Despite his lack of formal art training, Victorian painter John Anster Fitzgerald became accepted by the Royal Academy, exhibited at the British Institution and established himself as well-known portrait painter and illustrator.
However, “Fairy Fitzgerald” earned his nickname as a “fairy painter”, a popular niche genre in Victorian painting that focused on the depictions of fairies and their otherworldly kin, and the sometimes escapist and imaginative settings evoked by the literature from which the ideas are derived.
One might imagine that this was in some ways the Victorian equivalent of the appeal of contemporary fantasy art, which has revisited related themes with regularity.

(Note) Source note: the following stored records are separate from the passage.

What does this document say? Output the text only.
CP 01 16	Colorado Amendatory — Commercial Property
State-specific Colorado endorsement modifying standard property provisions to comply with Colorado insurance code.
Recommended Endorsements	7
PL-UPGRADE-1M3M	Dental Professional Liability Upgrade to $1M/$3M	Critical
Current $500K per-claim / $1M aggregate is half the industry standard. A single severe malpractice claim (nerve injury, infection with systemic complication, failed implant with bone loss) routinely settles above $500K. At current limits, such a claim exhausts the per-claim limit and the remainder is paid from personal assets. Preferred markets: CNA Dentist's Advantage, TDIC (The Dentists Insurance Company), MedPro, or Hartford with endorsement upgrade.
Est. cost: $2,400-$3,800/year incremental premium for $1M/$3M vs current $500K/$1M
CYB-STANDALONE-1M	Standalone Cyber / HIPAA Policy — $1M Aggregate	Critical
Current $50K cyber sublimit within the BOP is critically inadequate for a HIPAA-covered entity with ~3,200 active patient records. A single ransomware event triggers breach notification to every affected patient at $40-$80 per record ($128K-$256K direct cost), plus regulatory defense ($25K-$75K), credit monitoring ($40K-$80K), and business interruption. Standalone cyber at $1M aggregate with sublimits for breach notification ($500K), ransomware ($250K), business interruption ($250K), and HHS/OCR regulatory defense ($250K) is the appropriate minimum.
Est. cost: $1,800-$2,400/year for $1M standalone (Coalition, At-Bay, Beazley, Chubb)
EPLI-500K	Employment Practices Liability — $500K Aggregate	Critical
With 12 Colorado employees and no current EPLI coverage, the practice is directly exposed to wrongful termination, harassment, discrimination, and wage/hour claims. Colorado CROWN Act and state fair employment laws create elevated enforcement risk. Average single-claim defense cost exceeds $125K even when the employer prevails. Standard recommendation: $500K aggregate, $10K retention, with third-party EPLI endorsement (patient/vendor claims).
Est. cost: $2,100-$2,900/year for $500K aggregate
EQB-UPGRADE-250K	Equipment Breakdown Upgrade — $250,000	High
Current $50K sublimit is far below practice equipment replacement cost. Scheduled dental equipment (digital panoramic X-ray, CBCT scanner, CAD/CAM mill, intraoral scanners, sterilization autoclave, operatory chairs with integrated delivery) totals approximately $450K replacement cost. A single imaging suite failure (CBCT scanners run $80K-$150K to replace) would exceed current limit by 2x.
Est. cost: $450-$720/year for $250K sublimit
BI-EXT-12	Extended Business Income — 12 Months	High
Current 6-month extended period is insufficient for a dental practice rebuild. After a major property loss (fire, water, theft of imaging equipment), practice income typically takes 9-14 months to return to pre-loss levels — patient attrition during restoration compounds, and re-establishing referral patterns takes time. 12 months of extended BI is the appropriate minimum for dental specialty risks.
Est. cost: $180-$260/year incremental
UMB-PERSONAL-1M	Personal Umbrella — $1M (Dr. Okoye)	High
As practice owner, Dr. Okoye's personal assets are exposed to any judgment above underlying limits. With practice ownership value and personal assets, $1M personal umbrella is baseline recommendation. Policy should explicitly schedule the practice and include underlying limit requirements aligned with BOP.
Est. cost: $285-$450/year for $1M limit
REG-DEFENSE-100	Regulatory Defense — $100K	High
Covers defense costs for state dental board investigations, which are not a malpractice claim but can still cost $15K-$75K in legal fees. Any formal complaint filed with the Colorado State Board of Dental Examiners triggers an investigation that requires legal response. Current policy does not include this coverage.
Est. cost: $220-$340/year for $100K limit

Fitzgerald’s take on the subject, though whimsical in some respects, was often darker than that of his contemporaries, with influences from Bosch and Brueghel raising their twisted little heads amidst the flowers and moss of the forest floor.
In some ways, this is an appropriate undercurrent for the subject, given the often dark and grisly nature of many of the original fairy tales and folklore that were the basis for the motifs.
Fitzgerald utilized brilliant color, strong value contrasts and richly textural detail to give his work a visual appeal much suited to his subjects and the appetites of his audience.
His work experienced a revival in the 20th Century, to the point where forgers were discovered to be creating numerous fake Fitzgeralds.